« Le Livre de l’intranquillité » de Fernando Pessoa [fragments]
20 juillet 1930
Lorsque je dors de nombreux rêves, je sors dans la rue, les yeux grands ouverts, mais voguant encore dans leur sillage et leur assurance. Et je suis stupéfié de mon automatisme, qui fait que les autres m’ignorent. Car je traverse la vie quotidienne sans lâcher la main de ma nourrice astrale, tandis que mes pas au long des rues s’accordent et s’harmonisent aux desseins obscurs de mon imagination semi-dormante. Et cependant je marche normalement ; je ne trébuche pas, je réponds correctement ; j’existe.
Mais au premier instant de répit, dès que je n’ai plus besoin de surveiller ma marche, pour éviter des véhicules ou ne pas gêner les passants, dès que je n’ai plus à parler au premier venu, ni la pénible obligation de franchir une porte toute proche – alors je pars de nouveau sur les eaux du rêve, comme un bateau de papier à bouts pointus, et je retourne une nouvelle fois à l’illusion languissante qui avait bercé ma vague conscience du matin naissant, au son des carrioles qui légumisent.

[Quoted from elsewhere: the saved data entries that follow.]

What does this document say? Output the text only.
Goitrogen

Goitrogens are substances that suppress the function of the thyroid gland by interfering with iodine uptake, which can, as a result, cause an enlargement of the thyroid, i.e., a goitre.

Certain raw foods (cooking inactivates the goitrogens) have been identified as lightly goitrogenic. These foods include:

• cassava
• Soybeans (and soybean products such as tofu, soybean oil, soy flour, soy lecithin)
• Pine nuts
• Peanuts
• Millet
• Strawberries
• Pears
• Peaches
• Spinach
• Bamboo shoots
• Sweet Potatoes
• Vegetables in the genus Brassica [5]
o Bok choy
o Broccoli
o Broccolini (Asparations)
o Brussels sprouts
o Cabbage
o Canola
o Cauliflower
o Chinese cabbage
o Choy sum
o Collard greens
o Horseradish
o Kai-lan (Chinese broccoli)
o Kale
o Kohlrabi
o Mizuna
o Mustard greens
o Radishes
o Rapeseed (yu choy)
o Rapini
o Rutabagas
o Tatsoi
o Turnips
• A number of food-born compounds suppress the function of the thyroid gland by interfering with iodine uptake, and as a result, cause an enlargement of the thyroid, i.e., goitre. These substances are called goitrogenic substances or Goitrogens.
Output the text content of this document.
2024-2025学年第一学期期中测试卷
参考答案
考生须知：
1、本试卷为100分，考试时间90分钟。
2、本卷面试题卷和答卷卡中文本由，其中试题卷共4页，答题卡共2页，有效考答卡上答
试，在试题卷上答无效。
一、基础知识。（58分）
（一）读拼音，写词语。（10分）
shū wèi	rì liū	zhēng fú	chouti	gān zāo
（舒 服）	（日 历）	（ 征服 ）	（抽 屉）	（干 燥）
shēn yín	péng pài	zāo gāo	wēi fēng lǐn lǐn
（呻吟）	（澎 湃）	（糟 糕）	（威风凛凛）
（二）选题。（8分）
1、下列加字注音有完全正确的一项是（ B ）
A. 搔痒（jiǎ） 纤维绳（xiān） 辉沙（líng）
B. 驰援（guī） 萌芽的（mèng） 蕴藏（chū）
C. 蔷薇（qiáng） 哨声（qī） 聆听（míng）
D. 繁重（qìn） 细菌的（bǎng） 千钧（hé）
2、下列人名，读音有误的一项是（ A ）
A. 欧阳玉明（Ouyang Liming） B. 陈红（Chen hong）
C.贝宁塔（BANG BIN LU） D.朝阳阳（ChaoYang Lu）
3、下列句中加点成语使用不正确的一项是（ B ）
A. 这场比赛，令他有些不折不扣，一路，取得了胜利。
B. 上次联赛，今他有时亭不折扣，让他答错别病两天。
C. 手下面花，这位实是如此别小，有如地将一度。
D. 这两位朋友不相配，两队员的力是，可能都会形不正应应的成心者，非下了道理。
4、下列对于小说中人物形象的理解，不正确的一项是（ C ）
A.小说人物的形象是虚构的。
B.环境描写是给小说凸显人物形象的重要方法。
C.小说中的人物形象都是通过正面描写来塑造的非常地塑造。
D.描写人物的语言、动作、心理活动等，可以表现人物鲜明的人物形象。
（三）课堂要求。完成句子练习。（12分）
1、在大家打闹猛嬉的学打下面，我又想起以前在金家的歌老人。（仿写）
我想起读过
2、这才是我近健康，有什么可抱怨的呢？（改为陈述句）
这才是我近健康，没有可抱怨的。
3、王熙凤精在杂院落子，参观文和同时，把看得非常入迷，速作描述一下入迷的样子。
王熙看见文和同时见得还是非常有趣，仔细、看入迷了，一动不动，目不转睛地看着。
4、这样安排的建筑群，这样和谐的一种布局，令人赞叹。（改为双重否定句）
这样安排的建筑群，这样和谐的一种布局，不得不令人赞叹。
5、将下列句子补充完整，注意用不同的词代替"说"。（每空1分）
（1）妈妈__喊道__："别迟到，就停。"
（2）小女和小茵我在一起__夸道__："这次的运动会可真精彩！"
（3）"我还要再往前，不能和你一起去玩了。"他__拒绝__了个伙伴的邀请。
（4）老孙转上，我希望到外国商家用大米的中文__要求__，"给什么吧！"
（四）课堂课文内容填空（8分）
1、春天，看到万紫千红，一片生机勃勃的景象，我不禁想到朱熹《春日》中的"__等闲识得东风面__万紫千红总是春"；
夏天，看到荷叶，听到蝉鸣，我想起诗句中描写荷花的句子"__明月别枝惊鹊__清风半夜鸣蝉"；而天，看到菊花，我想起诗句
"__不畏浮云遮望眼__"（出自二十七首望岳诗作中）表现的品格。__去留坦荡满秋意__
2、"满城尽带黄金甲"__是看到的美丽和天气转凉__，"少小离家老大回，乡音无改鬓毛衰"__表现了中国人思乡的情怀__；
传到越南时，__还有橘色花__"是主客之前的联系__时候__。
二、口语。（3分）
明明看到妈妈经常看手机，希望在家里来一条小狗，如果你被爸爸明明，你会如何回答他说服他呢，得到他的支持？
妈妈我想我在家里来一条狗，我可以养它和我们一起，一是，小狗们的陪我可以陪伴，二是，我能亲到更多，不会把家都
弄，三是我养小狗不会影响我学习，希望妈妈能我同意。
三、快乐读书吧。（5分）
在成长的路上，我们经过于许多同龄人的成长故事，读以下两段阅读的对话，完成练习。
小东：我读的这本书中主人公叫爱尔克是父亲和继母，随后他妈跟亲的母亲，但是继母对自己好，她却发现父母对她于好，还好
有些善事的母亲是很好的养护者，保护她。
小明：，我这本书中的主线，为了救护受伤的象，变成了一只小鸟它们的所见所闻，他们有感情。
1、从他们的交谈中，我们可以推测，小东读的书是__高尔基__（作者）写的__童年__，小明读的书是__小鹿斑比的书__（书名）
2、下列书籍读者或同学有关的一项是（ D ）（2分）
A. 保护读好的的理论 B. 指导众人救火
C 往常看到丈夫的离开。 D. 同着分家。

C’est alors au beau milieu de la vie, que le rêve déploie ses vastes cinémas. Je descends une rue irréelle de la Ville Basse, et la réalité des vies qui n’existent pas m’enveloppe tendrement le front d’un chiffon blanc de fausses réminiscences. Je suis navigateur, sur une mer ignorée de moi-même. J’ai triomphé de tout, là où je ne suis jamais allé. Et c’est une brise nouvelle que cette somnolence dans laquelle je peux avancer, penché en avant pour cette marche sur l’impossible.
Chacun de nous a son propre alcool. Je trouve assez d’alcool dans le fait d’exister. Ivre de me sentir, j’erre et marche bien droit. Si c’est l’heure, je reviens à mon bureau, comme tout le monde. Si ce n’est pas l’heure encore, je vais jusqu’au fleuve pour regarder le fleuve, comme tout le monde. Je suis pareil. Et derrière tout cela, il y a mon ciel, où je me constelle en cachette et où je possède mon infini.